Monday, January 16, 2012

Goin' to California

A huge relief is having found and purchased cross-country airfare for a steal of a deal. Southwest has always been my favorite airline, especially now when it's one of the few that don't charge fees when you need to check a bag or two (I'm still grumbling over the $165 fee I had to pay two years ago when I first went to Alaska). This will come in handy when I'm wanting to bring back cases of olive oil from the country's leading producer. As I've been reading Tom Mueller's new book, Extra Virginity, a highly informative olive oil primer, it's becoming increasingly important that I get the firmest handle on my business as I can.
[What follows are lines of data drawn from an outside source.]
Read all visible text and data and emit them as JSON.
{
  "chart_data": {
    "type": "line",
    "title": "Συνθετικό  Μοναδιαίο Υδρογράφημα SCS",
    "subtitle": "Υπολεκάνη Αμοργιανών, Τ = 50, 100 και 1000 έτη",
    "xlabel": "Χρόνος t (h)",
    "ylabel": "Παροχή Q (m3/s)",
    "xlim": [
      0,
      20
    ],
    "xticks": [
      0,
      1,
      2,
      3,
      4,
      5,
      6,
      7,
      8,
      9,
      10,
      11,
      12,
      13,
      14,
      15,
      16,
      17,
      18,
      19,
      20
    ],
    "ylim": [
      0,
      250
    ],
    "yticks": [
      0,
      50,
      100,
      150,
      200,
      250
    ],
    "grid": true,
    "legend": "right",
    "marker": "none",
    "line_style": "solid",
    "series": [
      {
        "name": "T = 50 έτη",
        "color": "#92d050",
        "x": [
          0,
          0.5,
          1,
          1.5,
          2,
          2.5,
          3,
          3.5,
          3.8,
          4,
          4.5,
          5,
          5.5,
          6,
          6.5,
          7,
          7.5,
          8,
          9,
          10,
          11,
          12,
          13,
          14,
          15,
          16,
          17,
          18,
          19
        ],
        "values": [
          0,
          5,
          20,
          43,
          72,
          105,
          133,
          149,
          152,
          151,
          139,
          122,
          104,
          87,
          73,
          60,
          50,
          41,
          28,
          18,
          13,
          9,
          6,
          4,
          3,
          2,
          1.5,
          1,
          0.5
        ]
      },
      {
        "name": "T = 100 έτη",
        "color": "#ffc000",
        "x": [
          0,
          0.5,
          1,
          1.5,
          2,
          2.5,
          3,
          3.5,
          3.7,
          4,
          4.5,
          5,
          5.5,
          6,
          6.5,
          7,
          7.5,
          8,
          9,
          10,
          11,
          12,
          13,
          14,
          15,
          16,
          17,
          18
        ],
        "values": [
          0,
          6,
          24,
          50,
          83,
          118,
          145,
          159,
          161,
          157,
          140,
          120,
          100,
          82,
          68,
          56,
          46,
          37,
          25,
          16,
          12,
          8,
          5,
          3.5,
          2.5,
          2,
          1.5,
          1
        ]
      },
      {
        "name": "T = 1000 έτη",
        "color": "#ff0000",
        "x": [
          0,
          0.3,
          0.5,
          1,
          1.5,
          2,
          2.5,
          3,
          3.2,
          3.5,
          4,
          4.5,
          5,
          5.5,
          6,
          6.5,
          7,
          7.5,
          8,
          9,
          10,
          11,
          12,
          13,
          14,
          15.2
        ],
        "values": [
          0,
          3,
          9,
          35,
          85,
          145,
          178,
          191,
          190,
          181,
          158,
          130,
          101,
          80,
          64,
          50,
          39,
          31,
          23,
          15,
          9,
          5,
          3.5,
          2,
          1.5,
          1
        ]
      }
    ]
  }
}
This means taking a sensory evaluation course where I learn to accurately detect different oils' unique taste characteristics and can speak more knowledgeably about my own products. Customers like that. So I pinpointed a great course offered by UC Davis' Olive Center, housed in the Robert Mondavi Institute for Wine and Food Science, the most advanced sensory laboratory in the world. I feel like I can learn a thing or two here. The great part is that Davis is only an hour's drive from Napa, home of dear friend Bruce, who will be hosting us for the week at his olive tree-surrounded ranch. Airfare was $159 each way from Dulles International Airport, a mite more expensive than fare from Pittsburgh, but since we're opting to leave Olive with my parents (a difficult choice), this made more sense. I wanted to bring her, but it was illogical: paying a couple hundred dollars for her plane tickets (she will be over two by March, the age at which most airlines began charging for non-infants), subjecting her to a 9+ hour flight and jet lag, and the having to work around her nap schedule while trying to make the most of our short time there all sound like bad ideas, aside from the joy of having her near. It's going to be pretty wild and weird to be away from her for so long. After all, this is less of a family vacation than it is an educational business excursion that will be written off of next year's taxes. I think she'll really enjoy the time she gets to spend with Mimi and Pop Pop, though; she adores them both and I think we'll all be thankful for all the time they'll get to spend together. And Rob and I will return (if we do decide to return from spring in the Bay Area) with a heightened awareness of the industry in which we've found ourselves and undoubtedly an even greater appreciation for our daughter, who I'm already missing terribly.